227 Torque Amplification Count Indicates how many times it was required to use high current to spin a hard disk up or to maintain rotational speed.
228 Power-Off Retracts The number of unexpected power outages when the power was lost before a command to turn off the disk is received. On a hard drive, the lifetime with respect to such shutdowns is much less than in case of normal shutdown. On an SSD, there is a risk of losing the internal state table when an unexpected shutdown occurs.
230 GMR Head Amplitude Amplitude of disk head oscillations.
231 Temperature Temperature, monitored by a sensor somewhere inside the drive. Raw value typicaly holds the actual temperature (hexadecimal) in its rightmost two digits.
232 Available Reserved Space The attribute is used in SSDs to denote the remaining reserved space. The value counts down, typically from 100 to 0. The Raw value is vendor-specific.

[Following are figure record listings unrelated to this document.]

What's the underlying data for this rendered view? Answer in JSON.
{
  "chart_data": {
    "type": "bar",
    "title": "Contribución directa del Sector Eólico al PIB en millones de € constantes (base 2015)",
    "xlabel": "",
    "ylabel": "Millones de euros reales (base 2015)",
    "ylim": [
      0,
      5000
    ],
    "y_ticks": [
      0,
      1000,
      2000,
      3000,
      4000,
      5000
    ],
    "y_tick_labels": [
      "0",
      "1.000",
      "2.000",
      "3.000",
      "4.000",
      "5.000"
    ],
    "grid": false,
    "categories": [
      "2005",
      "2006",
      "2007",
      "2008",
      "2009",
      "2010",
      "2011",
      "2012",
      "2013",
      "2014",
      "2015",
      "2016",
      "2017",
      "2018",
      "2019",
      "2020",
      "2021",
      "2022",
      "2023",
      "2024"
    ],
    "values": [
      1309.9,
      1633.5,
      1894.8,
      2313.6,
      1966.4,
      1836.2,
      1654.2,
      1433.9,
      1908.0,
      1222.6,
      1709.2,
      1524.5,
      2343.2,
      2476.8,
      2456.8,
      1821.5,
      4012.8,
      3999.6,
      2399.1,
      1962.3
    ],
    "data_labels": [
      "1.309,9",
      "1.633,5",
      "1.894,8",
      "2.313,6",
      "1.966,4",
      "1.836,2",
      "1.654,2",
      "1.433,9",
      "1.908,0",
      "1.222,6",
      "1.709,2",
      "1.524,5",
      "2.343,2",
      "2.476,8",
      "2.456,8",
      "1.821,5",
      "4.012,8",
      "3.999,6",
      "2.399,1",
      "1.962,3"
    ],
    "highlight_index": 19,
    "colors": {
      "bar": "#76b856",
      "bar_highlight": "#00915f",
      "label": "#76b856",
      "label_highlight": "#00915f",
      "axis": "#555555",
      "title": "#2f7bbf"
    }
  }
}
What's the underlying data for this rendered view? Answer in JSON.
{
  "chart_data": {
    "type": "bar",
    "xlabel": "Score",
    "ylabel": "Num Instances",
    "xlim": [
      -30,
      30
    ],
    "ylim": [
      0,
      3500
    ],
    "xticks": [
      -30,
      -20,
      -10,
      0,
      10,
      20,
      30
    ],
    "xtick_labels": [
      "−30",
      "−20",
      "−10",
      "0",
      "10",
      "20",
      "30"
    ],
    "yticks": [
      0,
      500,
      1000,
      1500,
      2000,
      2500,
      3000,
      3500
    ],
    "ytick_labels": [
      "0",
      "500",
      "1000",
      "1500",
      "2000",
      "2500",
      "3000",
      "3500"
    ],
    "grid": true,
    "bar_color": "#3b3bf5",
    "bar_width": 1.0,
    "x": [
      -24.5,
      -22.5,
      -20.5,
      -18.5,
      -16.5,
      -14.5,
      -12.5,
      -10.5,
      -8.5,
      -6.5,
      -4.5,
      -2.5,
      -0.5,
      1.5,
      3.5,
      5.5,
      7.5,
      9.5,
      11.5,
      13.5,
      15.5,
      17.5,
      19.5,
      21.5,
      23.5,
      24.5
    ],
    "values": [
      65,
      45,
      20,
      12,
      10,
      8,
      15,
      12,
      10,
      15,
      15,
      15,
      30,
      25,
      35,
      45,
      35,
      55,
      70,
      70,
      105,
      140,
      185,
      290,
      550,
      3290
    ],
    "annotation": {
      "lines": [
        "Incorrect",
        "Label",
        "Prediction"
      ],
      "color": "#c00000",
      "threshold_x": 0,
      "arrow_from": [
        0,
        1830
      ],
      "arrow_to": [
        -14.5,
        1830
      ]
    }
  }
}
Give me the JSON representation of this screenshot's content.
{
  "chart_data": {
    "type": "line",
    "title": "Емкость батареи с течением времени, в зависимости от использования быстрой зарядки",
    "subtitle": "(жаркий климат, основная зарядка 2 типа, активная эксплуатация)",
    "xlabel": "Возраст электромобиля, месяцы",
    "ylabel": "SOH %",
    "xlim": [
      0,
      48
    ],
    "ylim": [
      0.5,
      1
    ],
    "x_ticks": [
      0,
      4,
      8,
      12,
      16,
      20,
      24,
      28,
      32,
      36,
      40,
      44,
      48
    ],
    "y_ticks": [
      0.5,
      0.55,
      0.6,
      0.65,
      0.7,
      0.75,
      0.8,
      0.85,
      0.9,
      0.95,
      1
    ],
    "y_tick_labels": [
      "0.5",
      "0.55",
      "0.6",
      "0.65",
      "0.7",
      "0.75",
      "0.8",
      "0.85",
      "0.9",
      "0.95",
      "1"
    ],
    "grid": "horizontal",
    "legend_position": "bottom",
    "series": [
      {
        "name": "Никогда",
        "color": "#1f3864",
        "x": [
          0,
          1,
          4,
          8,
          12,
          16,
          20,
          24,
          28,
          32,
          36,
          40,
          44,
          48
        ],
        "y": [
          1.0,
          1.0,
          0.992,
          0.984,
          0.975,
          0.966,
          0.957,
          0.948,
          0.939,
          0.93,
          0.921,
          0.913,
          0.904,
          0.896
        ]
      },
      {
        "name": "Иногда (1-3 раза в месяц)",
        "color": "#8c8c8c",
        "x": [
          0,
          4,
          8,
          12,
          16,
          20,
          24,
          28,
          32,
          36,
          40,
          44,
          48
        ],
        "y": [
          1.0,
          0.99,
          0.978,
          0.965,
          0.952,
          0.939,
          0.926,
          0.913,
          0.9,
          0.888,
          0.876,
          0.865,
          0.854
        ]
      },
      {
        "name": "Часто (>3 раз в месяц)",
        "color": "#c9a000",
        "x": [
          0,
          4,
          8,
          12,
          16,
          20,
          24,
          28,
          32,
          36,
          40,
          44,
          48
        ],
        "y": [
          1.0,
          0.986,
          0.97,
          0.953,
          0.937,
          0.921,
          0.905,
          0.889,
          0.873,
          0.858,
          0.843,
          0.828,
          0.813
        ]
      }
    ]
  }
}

233 Media Wearout Indicator Remaining flash memory life (on an SSD).
240 Head Flying Hours Time a disk head spent in the data zone, rather than in the parking area or on a head ramp. The value counts down, typically from 100 to 0. The Raw value often holds the actual number of hours.
241 Total LBAs Written The total number of 512-byte sectors written during the entire lifetime of the device.
242 Total LBAs Read The total number of 512-byte sectors read during the entire lifetime of the device.
250 Read Error Retry Rate There is no reliable information available about this attribute.